CDI in the veterinary field and one-health

    It is relatively recent that studies on CDI in the veterinary field have become full-scale from the perspective of one-health (see p. 42 of this issue), whereas CDI in industrial animals and pets has been examined previously. Although there have been no reports of food poisoning to date, attention has been paid for CDI and intestinal colonization by C. difficile in animals in relation to food contamination.

Diagnosis of CDI

    A recent multicenter prospective study demonstrated the correlation between CDI test frequency and CDI incidence rate in patients with diarrhea/colitis, revealing the importance of laboratory testing in patients with diarrhea/colitis to diagnose CDI. Laboratory tests include enzyme immunoassay (EIA) detecting toxins (toxin A/toxin B) and glutamate-dehydrogenase (GDH) in stool specimens, C. difficile culture, nucleic acid amplification test (NAAT) detecting the toxin B gene (tcdB) in stool specimens, and NAAT, which detects the binary toxin gene and presumptive RT027 C. difficile, in addition to tcdB. However, there is no omnipotent test for diagnosing CDI. It is necessary to perform multiple tests under appropriate diagnostic stewardship and make a diagnosis in combination with clinical symptoms (see p. 44 of this issue).

Treatment of CDI

    Antimicrobial agents, if inciting dysbiosis, should be discontinued or changed. Antimicrobials for CDI include metronidazole, vancomycin, and fidaxomicin. Use of human monoclonal antibody against C. difficile toxin B, and fecal microbiota transplantation (as a clinical study in Japan), have been introduced as new treatments for repeated recurrences (see p. 46 of this issue). For fulminant CDI cases that do not respond to medical treatment, emergency surgery is necessary. Total colectomy or subtotal colectomy is performed, but diverting loop ileostomy may also be used to preserve the colon. Probiotics do not have therapeutic efficacy against CDI.

Prevention of CDI

    Implementation of antibiotic stewardship program and discontinuation of unneeded antacids are effective to reduce the risk of CDI.

    For infection control of CDI, it should be noted that disinfectants commonly used for hand hygiene, such as alcohol, are ineffective against C. difficile spores, and that asymptomatic carriers exist among hospitalized patients. When the prevalence is high, hand hygiene with running water and soap is essential. CDI patients should be placed on contact precautions. As asymptomatic carriers can also be a source of infection, it is important to ensure that all inpatients are placed on thorough standard precautions, particularly in excretion assistance.

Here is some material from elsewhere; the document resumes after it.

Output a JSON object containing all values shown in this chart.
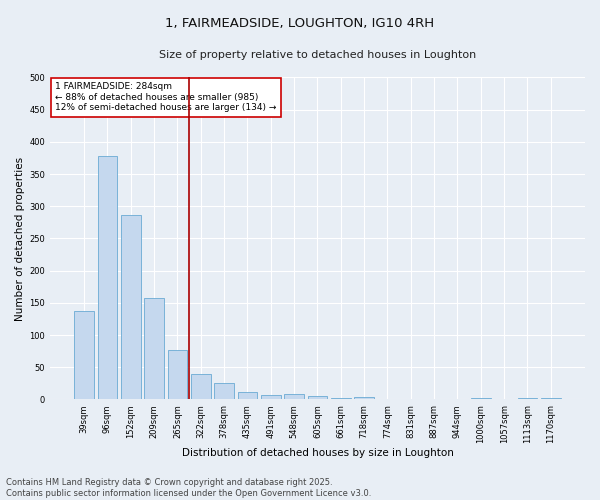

    CDI is a disease that occurs, especially in healthcare facilities and wards where many elderly patients and patients requiring antibiotic treatment are hospitalized. When the number of new disease cases exceeds that of normal levels, the situation is described as an outbreak. Once a CDI outbreak occurs, it is markedly difficult to control (see pp. 38 and 41 of this issue). To detect signs of outbreaks and provide a guide for the appropriate use of antibiotics, it is important to keep track of the baseline of CDI incidence and frequency of laboratory testing at all times.

    As elderly patients are often transferred between multiple hospitals and institutions, CDI is an infectious disease for which infection control in the community should be considered. In particular, at many small- and medium-sized hospitals that have not earned additional reimbursement for infection prevention, more attention should be paid to CDI because the elderly account for the majority of patients, and infection control measures, including laboratory testing systems, are insufficient. The role of local governments, including health centers, in the control of CDI infection will become even more important in the future (see pp. 41 and 47 of this issue).

Next agenda

    In Japan, the biggest problem in CDI control and prevention is the low awareness and understanding of CDI. It is necessary to share correct information not only with medical institutions, but also with organizations related to health and hygiene such as facilities for the elderly and local governments.